Parlons d'environnement : vous avez environ 130 000 éléphants sur votre territoire. Et récemment vous vous êtes énervé contre l’Allemagne qui critiquait votre politique de chasse aux trophées. Vous avez même menacé Berlin de leur envoyer 20 000 éléphants. Pourquoi ?
Une fois de plus, je voudrais plaider auprès de nos amis européens, qu’ils prennent le temps de nous parler, de comprendre nos préoccupations. Mais, surtout, plus que tout, j’aimerais qu'ils acceptent une fois pour toute que nous sommes un pays indépendant et souverain, responsable de la façon dont nous gérons nos ressources, notre environnement. Le Botswana a le nombre le plus élevé d’éléphants au monde : nous sommes leaders dans la conservation de la faune et de la flore, y compris des espèces sauvages. Nous avons mis de côté un pourcentage conséquent de notre territoire pour la protection des espèces sauvages. Nous faisons bien plus en termes de conservation que certains pays qui, de façon condescendante, prétendent savoir mieux que nous ce qui est bon pour nous. Je vous le demande : que sont devenus vos éléphants en Europe ? Et je propose de vous en donner 20 000. Même 25 000, cette fois-ci !

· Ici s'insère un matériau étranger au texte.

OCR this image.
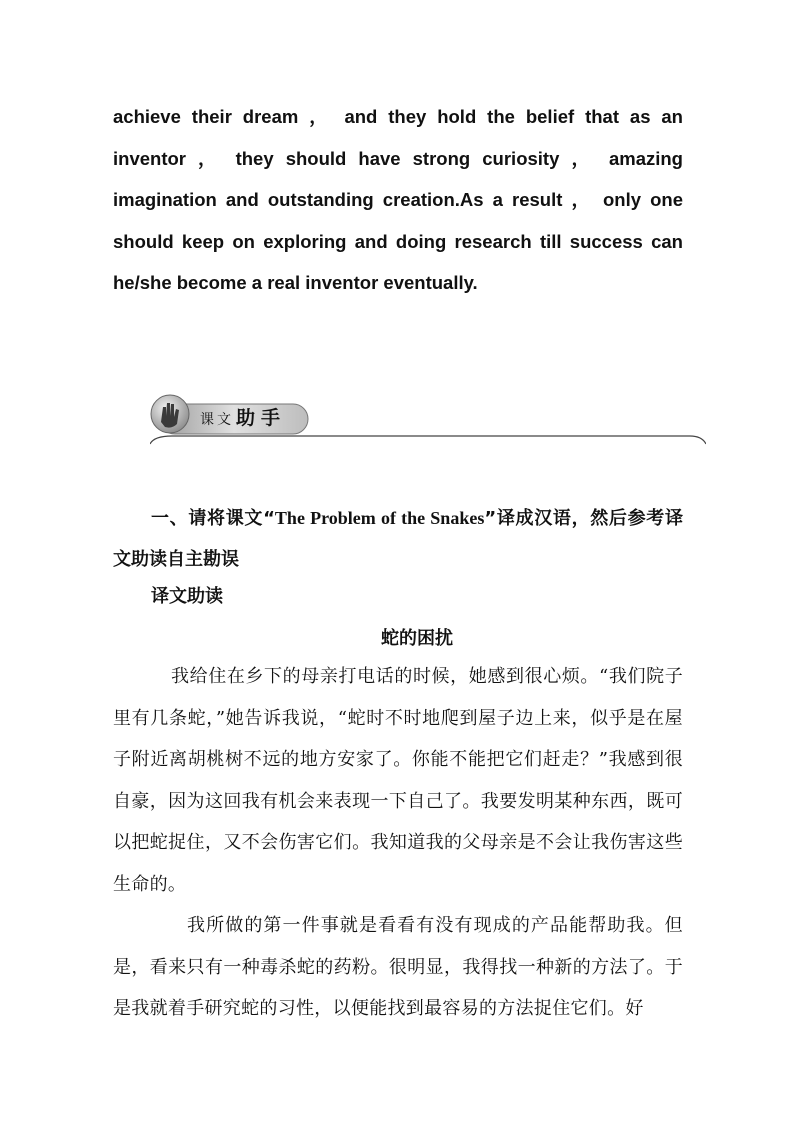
achieve their dream ， and they hold the belief that as an inventor ， they should have strong curiosity ， amazing imagination and outstanding creation.As a result ， only one should keep on exploring and doing research till success can he/she become a real inventor eventually.

课文 助手

一、请将课文“The Problem of the Snakes”译成汉语，然后参考译文助读自主勘误

译文助读

蛇的困扰

我给住在乡下的母亲打电话的时候，她感到很心烦。“我们院子里有几条蛇，”她告诉我说，“蛇时不时地爬到屋子边上来，似乎是在屋子附近离胡桃树不远的地方安家了。你能不能把它们赶走？”我感到很自豪，因为这回我有机会来表现一下自己了。我要发明某种东西，既可以把蛇捉住，又不会伤害它们。我知道我的父母亲是不会让我伤害这些生命的。

我所做的第一件事就是看看有没有现成的产品能帮助我。但是，看来只有一种毒杀蛇的药粉。很明显，我得找一种新的方法了。于是我就着手研究蛇的习性，以便能找到最容易的方法捉住它们。好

Mais la critique des Allemands était sur l’utilisation de la chasse, que vous avez légalisé il y a quelques années comme moyen de gérer cette population d'éléphants…
La chasse n'est qu'un aspect de notre politique de conservation, tout comme le tourisme photos, et un certain nombre d'autres mesures. Cette chasse aux éléphants est encadrée, elle est légale, régulée, quantifiée, calculée dans le temps, tout en prenant compte du comportement des espèces.
Parlons de politique, maintenant : le Botswana organise des élections générales dans quelques mois. Vous êtes candidat à votre succession. On assiste ces dernières années à une tendance, qui est de vouloir modifier la Constitution pour rester au pouvoir. Qu’est-ce que vous en pensez ?
Je suis horrifié par cela. Et je suis impatient que mes deux mandats prennent fin. Après cela, je m'en irai.
Vous ne chercherez pas à rester ?
Non je ne resterai pas et je n’essaierai pas non plus de revenir plus tard. Car la Constitution du Botswana est très claire : un leader qui a déjà servi son pays deux fois ne doit et ne peut pas se représenter.